Ciertamente el proceso eclesial del reconocimiento del lugar de la mujer y su participación en la comunidad está en curso de concreción y demandará paciencia y constancia para llevarlo adelante y profundizarlo.
Otro tanto demandará el proceso en el ámbito de la sociedad, superando prejuicios y actitudes del “machismo” que tanto daño causan al reconocimiento de la dignidad y del lugar de la mujer en la sociedad y en la Iglesia misma.
Si estos procesos demandan paciencia y constancia, se los debe llevar adelante sin embargo con convicción, con firmeza y al mismo tiempo sin animosidad, sin virulencia y sin propiciar enfrentamientos estériles.
En esta Eucaristía queremos reafirmar también, y de modo especial, la necesidad de cuidar la vida, especialmente en las presentes circunstancias de nuestra Patria. Ciertamente, es una responsabilidad de todos, autoridades y ciudadanos, en la sociedad civil; y una responsabilidad de los pastores y de los fieles en el ámbito de la comunidad eclesial.
En este cometido de la protección y del cuidado de la vida, la mujer tiene una sensibilidad peculiar. Tiene “el sentido de la cuna”, como decía el mensaje del Concilio Vaticano II a las mujeres.
Toda mujer, soltera, en pareja, casada, consagrada lleva en su corazón el sentido de la maternidad y del cuidado de la vida, especialmente de la vida frágil e indefensa: del niño por nacer, de los discapacitados, de los enfermos, de las víctimas de abusos, atropellos, trata, adicciones, esclavitudes y de discriminaciones de todo tipo.
Conscientes de la riqueza de esta sensibilidad de la mujer en favor de la humanidad, pedimos al Señor que todas las mujeres la conserven, la acrecienten, la transmitan como un tesoro que humaniza, despertando al mismo tiempo en todas las personas, varones y mujeres, el sentido de la delicadeza, que no hay que confundir con mojigatería, el sentido de la ternura que hace la vida llevadera, y el sentido de la belleza que alegra la vida.
Estamos en esta comunidad que honra especialmente a María Santísima. La piedad de la Iglesia la llama “la toda hermosa”, la “tota pulchra”. A ella le encomendamos las mujeres de todo el mundo y especialmente las mujeres de nuestra Patria, de nuestra Córdoba.

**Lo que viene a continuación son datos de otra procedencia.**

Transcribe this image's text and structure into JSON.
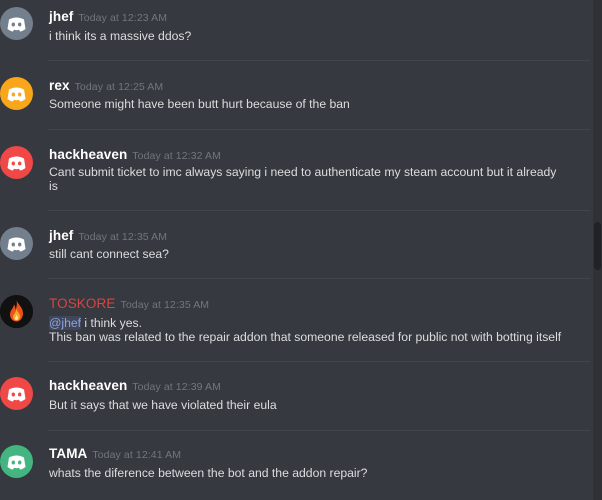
{
  "messages": [
    {
      "author": "jhef",
      "timestamp": "Today at 12:23 AM",
      "avatar_color": "#747f8d",
      "avatar_icon": "discord-logo-icon",
      "lines": [
        "i think its a massive ddos?"
      ]
    },
    {
      "author": "rex",
      "timestamp": "Today at 12:25 AM",
      "avatar_color": "#faa61a",
      "avatar_icon": "discord-logo-icon",
      "lines": [
        "Someone might have been butt hurt because of the ban"
      ]
    },
    {
      "author": "hackheaven",
      "timestamp": "Today at 12:32 AM",
      "avatar_color": "#f04747",
      "avatar_icon": "discord-logo-icon",
      "lines": [
        "Cant submit ticket to imc always saying i need to authenticate my steam account but it already",
        "is"
      ]
    },
    {
      "author": "jhef",
      "timestamp": "Today at 12:35 AM",
      "avatar_color": "#747f8d",
      "avatar_icon": "discord-logo-icon",
      "lines": [
        "still cant connect sea?"
      ]
    },
    {
      "author": "TOSKORE",
      "author_color": "#d64545",
      "timestamp": "Today at 12:35 AM",
      "avatar_color": "#111111",
      "avatar_icon": "flame-icon",
      "mention": "@jhef",
      "lines": [
        " i think yes.",
        "This ban was related to the repair addon that someone released for public not with botting itself"
      ]
    },
    {
      "author": "hackheaven",
      "timestamp": "Today at 12:39 AM",
      "avatar_color": "#f04747",
      "avatar_icon": "discord-logo-icon",
      "lines": [
        "But it says that we have violated their eula"
      ]
    },
    {
      "author": "TAMA",
      "timestamp": "Today at 12:41 AM",
      "avatar_color": "#43b581",
      "avatar_icon": "discord-logo-icon",
      "lines": [
        "whats the diference between the bot and the addon repair?"
      ]
    }
  ]
}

A ella, que es la Patrona de la Argentina, en el ámbito del Año Mariano nacional, le encomendamos también a nuestra Patria en los momentos difíciles que atraviesa y le pedimos para todos, autoridades, representantes y ciudadanos, la fortaleza para decir siempre sí a la dignidad de toda mujer y para defender y proteger toda vida, especialmente la de los menos favorecidos, y toda la vida desde su concepción hasta su fin natural. Que así sea.